Huawei

lilun20@huawei.com

IKEv2 transform RFC 9370 specifies a framework for multiple additional key exchanges (ADDKE) in the Internet Key Exchange Protocol Version 2 (IKEv2) to support post-quantum cryptography migration. Under this framework, an initiator can propose multiple ADDKE transform types. In deployment scenarios, initiators may send proposals that contain redundant or overlapping lists of Key Encapsulation Mechanism (KEM) algorithms across different ADDKE transform types. This contribution discusses the implications of these proposals and specifies extended procedures for handling proposed transforms, which may improve negotiation robustness and interoperability by allowing the responder to select a valid set of algorithms without altering the security properties defined in RFC 9370.

The migration of the Internet Key Exchange Protocol Version 2 (IKEv2) to Post-Quantum Cryptography (PQC) uses hybrid key exchange mechanisms to mitigate risks from new quantum-resistant algorithms. establishes a framework for multiple additional key exchanges (ADDKE) during the IKE_SA_INIT exchange. This allows combining classic algorithms (e.g., Elliptic Curve Diffie-Hellman) with one or more post-quantum Key Encapsulation Mechanisms (KEMs) to derive SKEYSEED. The multi-KEM architecture allows an initiator to group KEM proposals across distinct ADDKE transform types based on their properties, such as placing a shorter KEMs in one transform type and longer length KEMs in another. However, in practice, cryptographic policies are often configured via automated templates or simplified management interfaces. Consequently, initiators may send proposals that are valid under the syntax of but contain redundancies, such as populating multiple ADDKE transform types with identical lists of KEM algorithms. If a responder implements strict validation checks based on current specification, this redundancy can cause it to reject the proposal and for the negotiation to fail. This document provides guidance for handling the overlapping multi-KEM proposals based on best practices. It does not change the security properties defined in RFC, nor does it allow the responder to skip PQC algorithms. Instead, it defines a selection logic for the responder to improve interoperability and robustness during the PQC transition.

The key words "MUST", "MUST NOT", "REQUIRED", "SHALL", "SHALL NOT", "SHOULD", "SHOULD NOT", "RECOMMENDED", "MAY", and "OPTIONAL" in this document are to be interpreted as described in .
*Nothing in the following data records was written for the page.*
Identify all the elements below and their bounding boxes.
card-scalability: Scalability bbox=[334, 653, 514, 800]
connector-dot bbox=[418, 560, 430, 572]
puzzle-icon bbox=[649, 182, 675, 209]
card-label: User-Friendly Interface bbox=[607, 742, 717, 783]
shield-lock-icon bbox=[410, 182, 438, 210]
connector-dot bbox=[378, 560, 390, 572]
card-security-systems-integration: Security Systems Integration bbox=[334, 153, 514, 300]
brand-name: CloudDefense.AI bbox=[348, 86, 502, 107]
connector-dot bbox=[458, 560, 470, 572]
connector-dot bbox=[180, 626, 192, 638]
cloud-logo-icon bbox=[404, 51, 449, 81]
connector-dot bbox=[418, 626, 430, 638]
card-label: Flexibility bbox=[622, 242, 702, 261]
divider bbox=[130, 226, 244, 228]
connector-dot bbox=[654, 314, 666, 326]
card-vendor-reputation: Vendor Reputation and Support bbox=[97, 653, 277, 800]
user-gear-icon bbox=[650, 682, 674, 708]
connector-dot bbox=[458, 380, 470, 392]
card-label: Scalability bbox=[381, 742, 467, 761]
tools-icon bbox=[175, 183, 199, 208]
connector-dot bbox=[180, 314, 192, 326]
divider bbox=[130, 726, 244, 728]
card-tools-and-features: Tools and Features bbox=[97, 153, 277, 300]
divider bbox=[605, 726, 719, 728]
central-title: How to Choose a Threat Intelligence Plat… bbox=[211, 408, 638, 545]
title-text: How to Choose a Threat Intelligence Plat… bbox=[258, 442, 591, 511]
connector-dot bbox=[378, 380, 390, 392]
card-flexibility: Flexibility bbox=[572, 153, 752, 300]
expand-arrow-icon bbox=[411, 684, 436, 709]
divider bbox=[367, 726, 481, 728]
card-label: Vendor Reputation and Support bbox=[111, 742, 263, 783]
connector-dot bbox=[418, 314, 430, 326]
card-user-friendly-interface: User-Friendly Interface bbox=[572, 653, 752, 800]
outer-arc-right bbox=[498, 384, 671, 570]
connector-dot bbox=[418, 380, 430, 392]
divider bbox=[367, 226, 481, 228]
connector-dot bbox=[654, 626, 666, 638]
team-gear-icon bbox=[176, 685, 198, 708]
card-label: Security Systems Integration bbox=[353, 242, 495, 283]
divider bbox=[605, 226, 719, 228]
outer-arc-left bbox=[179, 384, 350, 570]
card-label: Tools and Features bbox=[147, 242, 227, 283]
defines the negotiation of the IKE Security Association (SA) within the SA payload during the IKE_SA_INIT exchange. The initiator presents one or more proposals. Each proposal consists of multiple transform types, including Encryption (ENCR), Pseudo-Random Function (PRF), Integrity Protection (INTEG), and Diffie-Hellman (DH) group (Transform Type 4). extends this negotiation mechanism by introducing seven additional transform types for alternative key exchanges, designated as ADDKE1 (Type 6) through ADDKE7 (Type 12). This arrangement allows the initiator to propose a combination of a classical key exchange along with multiple post-quantum key encapsulation mechanisms (KEMs). Figure 1 illustrates the payload hierarchy within the IKE_SA_INIT message when multiple key exchanges are proposed.

In the current RFC 9370 specification, the initiator populates each ADDKE transform type with a list of supported algorithms. The responder evaluates the proposal and selects exactly one transform for each proposed ADDKE type. The core restriction in RFC 9370 is as follows:

1. the responder's choice MUST NOT contain duplicated algorithms (those with an identical Transform ID and attributes), except for the Transform ID of NONE as duplicate algorithms do not provide additional security and waste message space.
2. Only the ADDKE with indication NONE can be optional, otherwise, one algorithm must be selected in the cooresponding ADDKE.

To illustrate the limitations of rigid transform processing, consider the following two failure scenarios:

1. Scenario 1: The initiator sends a proposal where ADDKE1, ADDKE2, and ADDKE3 each contain the identical list of algorithms: PQ_KEM_1 and PQ_KEM_2. The responder supports both PQ_KEM_1 and PQ_KEM_2. If the responder selects PQ_KEM_1 for ADDKE1 and PQ_KEM_2 for ADDKE2, no unique, non-overlapping algorithm remains available for selection in ADDKE3. Consequently, the responder cannot satisfy the remaining transform type, and the negotiation fails.
2. Scenario 2: The initiator sends a proposal where ADDKE1 contains PQ_KEM_1 and PQ_KEM_2, while ADDKE2 contains only PQ_KEM_2. The responder only supports PQ_KEM_1. The responder can match PQ_KEM_1 in ADDKE1, but it cannot satisfy ADDKE2 because it does not support PQ_KEM_2. Since selecting a transform for each proposed ADDKE type is mandatory to accept the proposal, the negotiation fails, even though both peers share mutual support for PQ_KEM_1.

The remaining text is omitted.